The Latin picture

Posted by Scriptaty | 12:34 AM

China’s voracious appetite for commodities has helped boost the economic performance of many Latin American countries. However, in the second half, investors are probably best advised to pay close attention to domestic developments. Over the past five quarters, the Mexican central bank has hiked overnight rates from 5.5 to 9.9 percent. While this appears to have dampened price pressures, it is coming at the price of a slower economy. Mexican inflation peaked at the end of last year just below 5.5 percent, and in April stood at 4.6 percent.
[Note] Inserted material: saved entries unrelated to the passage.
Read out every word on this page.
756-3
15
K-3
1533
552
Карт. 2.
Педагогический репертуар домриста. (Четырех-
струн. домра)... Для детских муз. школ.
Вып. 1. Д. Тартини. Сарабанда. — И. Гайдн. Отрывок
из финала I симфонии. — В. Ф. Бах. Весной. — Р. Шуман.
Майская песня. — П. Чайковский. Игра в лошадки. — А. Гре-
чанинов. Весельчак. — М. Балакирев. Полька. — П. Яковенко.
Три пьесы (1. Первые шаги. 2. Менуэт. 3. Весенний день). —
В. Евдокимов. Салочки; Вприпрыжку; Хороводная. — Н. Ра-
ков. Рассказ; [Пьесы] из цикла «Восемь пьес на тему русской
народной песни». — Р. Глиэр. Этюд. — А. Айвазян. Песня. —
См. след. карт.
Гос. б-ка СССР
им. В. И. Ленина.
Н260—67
It does remain above the government’s year-end target of 3 percent, Finance Minister Gil Diaz indicated there was room for lower rates by the end of the year.

Mexican growth was cut in half from 4.9 percent in the fourth quarter of 2004 to 2.4 percent in the first quarter of 2005. In addition, the integrated North American auto sector also provided a headwind to the economy.
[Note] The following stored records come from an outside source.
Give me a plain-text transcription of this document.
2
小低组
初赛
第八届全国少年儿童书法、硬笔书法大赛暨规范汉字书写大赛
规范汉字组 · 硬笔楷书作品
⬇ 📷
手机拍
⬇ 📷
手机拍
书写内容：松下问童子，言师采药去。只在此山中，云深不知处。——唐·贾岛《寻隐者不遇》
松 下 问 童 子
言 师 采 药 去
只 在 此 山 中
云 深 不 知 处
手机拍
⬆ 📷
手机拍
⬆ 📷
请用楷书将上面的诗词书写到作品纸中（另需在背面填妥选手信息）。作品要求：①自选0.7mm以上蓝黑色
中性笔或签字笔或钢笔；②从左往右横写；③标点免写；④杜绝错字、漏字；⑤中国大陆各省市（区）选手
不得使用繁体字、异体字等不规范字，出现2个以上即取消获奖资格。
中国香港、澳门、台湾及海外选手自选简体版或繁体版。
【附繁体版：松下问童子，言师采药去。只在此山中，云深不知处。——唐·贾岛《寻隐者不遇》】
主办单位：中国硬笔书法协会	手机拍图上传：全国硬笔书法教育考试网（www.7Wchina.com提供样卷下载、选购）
Auto output fell 10 percent in March, which helped drag down industrial output by 4.7 percent.

The political situation in Mexico became clear in the second quarter. Mexico City Mayor Andrea Lopez Obrador managed to rebuff efforts from the two main political parties to prosecute him and thereby block his presidential bid. He remains far aheadin the polls, and in many ways he is in the tradition of Brazil’s President Luiz Inacio Lula da Silva.

Mexico should be that lucky. Although hedge fund manager George Soros had warned in 2002 that a vote for Lula would be a vote to bankrupt the country, quite the opposite has happened: The Brazilian real has appreciated by around 40 percent since Lula took office in January 2003. It has gained almost 25 percent in the past 12 months. Both last year and thus far this year, the Brazilian real is among the world’s strongest currencies.

Inflation in Brazil peaked in May 2003 near 17 percent. However, it appears to have bottomed a year ago just above 5 percent and over the past 12 months is running at a little more than 8 percent. The central bank has hiked the key overnight rate by 375 basis points since last September. The latest move came in May, lifting the overnight rate to 19.5 percent.

The incredibly high nominal and real interest rates are taking a toll on the economy. Retail sales are slowing and April imports dropped almost 10 percent. Fiscal policy is also tight as the primary budget surplus hit a record of more than 12.5 billion reals in April. Under Lula, tax revenues have increased and the growth in spending on social security has slowed.

The combination of strong currency (reaching its best levels against the dollar in 3-years), tight monetary and tight fiscal policy warns of the increasing risk of an economic slowdown. As with Mexico, Brazil’s overnight interest rate may be near a peak.

However, unlike Mexico, Brazil’s inflation might creep higher, perhaps preventing the central bank from cutting interest rates this year. This analysis would suggest that both the peso and real might also be near their peaks.

And although some fund managers may be attracted to local currency bonds as they prepare for lower interest rates, the risk is that the losses on the currency could offset the capital gains on the bonds.

The other major development in Latin America that helps set the stage for the second half is the successful conclusion of Argentina’s debt restructuring plan. In the middle of the first quarter it received acceptance by 76 percent of its creditors, representing more than $80 billion in defaulted bonds of its restructuring plan, which paid 30 cents on the dollar. In the middle of the second quarter, the restructuring received the OK of a U.S. court over the objections of some speculators who hadbought the debt (at an estimated 60 cents on the dollar) just before the default was announced in 2001.

The debt restructuring will likely clear the way for supportive actions by the IMF, which may not only allow Argentina to defer interest payments to it, but might also fund a new program. Regardless, Argentina’s fundamentals are looking better. The economy is expanding for the third consecutive yearafter a four-year recession. The Argentine peso is holding its own in the face of a generally firm U.S. dollar. The big surprise may be that Argentina is able to once again borrow in the international capital markets much sooner than most would have suspected a few months ago, perhaps as early as the second half of next year.